Ирония же в том, что, не будь наши подозрения ошибочны, Роджер действительно сделал бы завидную политическую карьеру. А пожалуй, и реальную пользу принес бы — с поправкой на исторический период, конечно.
Было почти восемь часов. Вдруг в Роджере точно рычаг переключили. Он пнул ножку стола и распорядился:
— Вот прочтите-ка это.
Письмо, на которое он указывал, во все время разговора лежало на столе. Начиналось оно с обращения «Многоуважаемый господин премьер-министр», написанного Роджером от руки, с характерным сильным нажимом; основной текст письма был отпечатан на машинке. Хорошее такое письмо. Никаких упреков, никаких обид, даже намеков на обиды. Он, Роджер, считает себя глубоко польщенным, что ему довелось работать с господином премьер-министром. Он сожалеет о том, что предложенный им политический курс вызвал такое количество разногласий, а также о том, что он, Роджер, неосмотрительно выпятил отдельные аспекты этого политического курса, чем спровоцировал недовольство своих коллег, в результате чего как политический курс, так и сам Роджер стали для правительства нежелательны. Он, Роджер, по-прежнему полагает избранный им политический курс правильным. Если бы по зрелом размышлении он нашел его неправильным, это свидетельствовало бы о том, что курс был ошибочен изначально, и, следовательно, он, Роджер, несерьезно подошел к делу. Что далеко от истины. А поскольку он не готов поступиться своими убеждениями, образ действия для него теперь один; он надеется, что господин премьер-министр отнесется с пониманием к его решению. Он, Роджер, хочет быть полезным господину премьер-министру и правительству в качестве депутата без правительственного поста.
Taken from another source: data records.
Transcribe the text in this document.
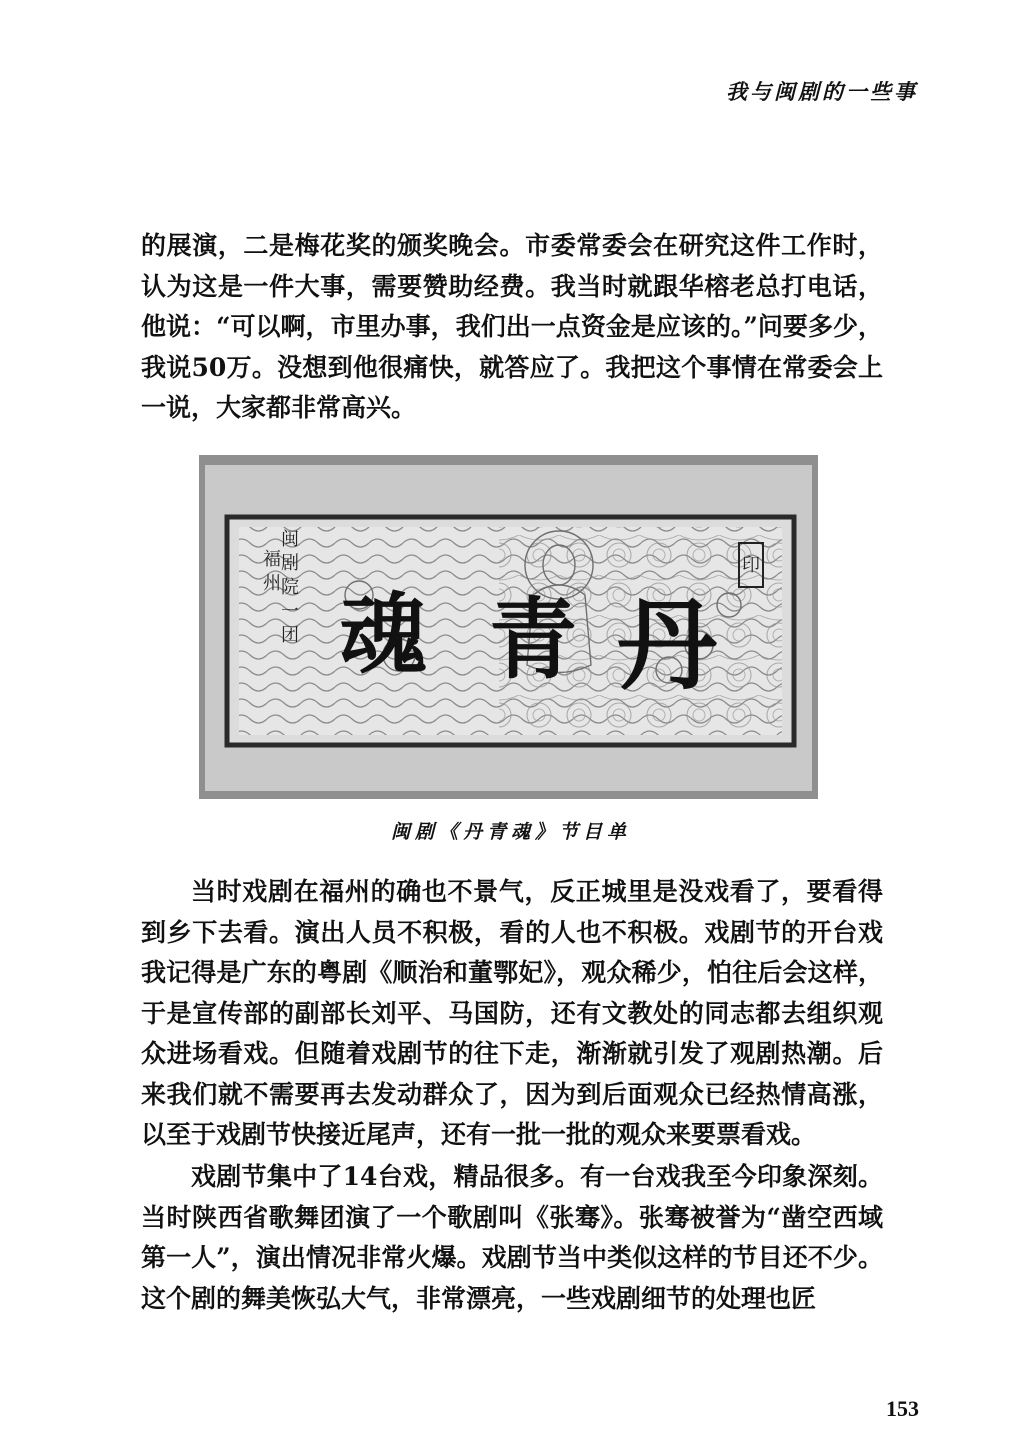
我与闽剧的一些事

的展演，二是梅花奖的颁奖晚会。市委常委会在研究这件工作时，认为这是一件大事，需要赞助经费。我当时就跟华榕老总打电话，他说：“可以啊，市里办事，我们出一点资金是应该的。”问要多少，我说50万。没想到他很痛快，就答应了。我把这个事情在常委会上一说，大家都非常高兴。

魂 青 丹
福
州
闽
剧
院
一
团
印
闽剧《丹青魂》节目单

当时戏剧在福州的确也不景气，反正城里是没戏看了，要看得到乡下去看。演出人员不积极，看的人也不积极。戏剧节的开台戏我记得是广东的粤剧《顺治和董鄂妃》，观众稀少，怕往后会这样，于是宣传部的副部长刘平、马国防，还有文教处的同志都去组织观众进场看戏。但随着戏剧节的往下走，渐渐就引发了观剧热潮。后来我们就不需要再去发动群众了，因为到后面观众已经热情高涨，以至于戏剧节快接近尾声，还有一批一批的观众来要票看戏。

戏剧节集中了14台戏，精品很多。有一台戏我至今印象深刻。当时陕西省歌舞团演了一个歌剧叫《张骞》。张骞被誉为“凿空西域第一人”，演出情况非常火爆。戏剧节当中类似这样的节目还不少。这个剧的舞美恢弘大气，非常漂亮，一些戏剧细节的处理也匠

153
На сем машинописный текст заканчивался. Рукой Роджера, на середине третьей страницы, почерком по-прежнему твердым, было приписано: «Искренне Ваш, Роджер Квейф».
Не успел я поднять взгляд от письма, Роджер выпалил:
— Ну что, годится?
— Хорошо написано, — констатировал я.
— Ее примут. — Роджер говорил о принятии отставки.
— Конечно, — согласился я.
— С несколько преувеличенной поспешностью. — Мы смотрели друг другу в глаза. — Ну так я при вас письмецо и отправлю.
Рядом с телефонами стоял красный министерский портфель. Из брючного кармана Роджер извлек связку ключей и отпер его. Движения были церемонны, он наслаждался этой привилегией. Немногие более Роджера смаковали свободу обращения с министерским портфелем, а также самое право носить в брючном кармане ключ от этого портфеля. Даже сейчас Роджер тешился этой свободой и этим правом — осязаемыми атрибутами власти.
Он аккуратно поместил письмо в портфель, запер замок. Нажал на кнопку звонка. Через несколько секунд дверь отворилась. На пороге стоял личный секретарь Роджера, за последнюю неделю окончательно сбившийся с ног.
— Будьте добры, проследите, чтобы эта корреспонденция была доставлена премьер-министру, — будничным, деловитым тоном распорядился Роджер.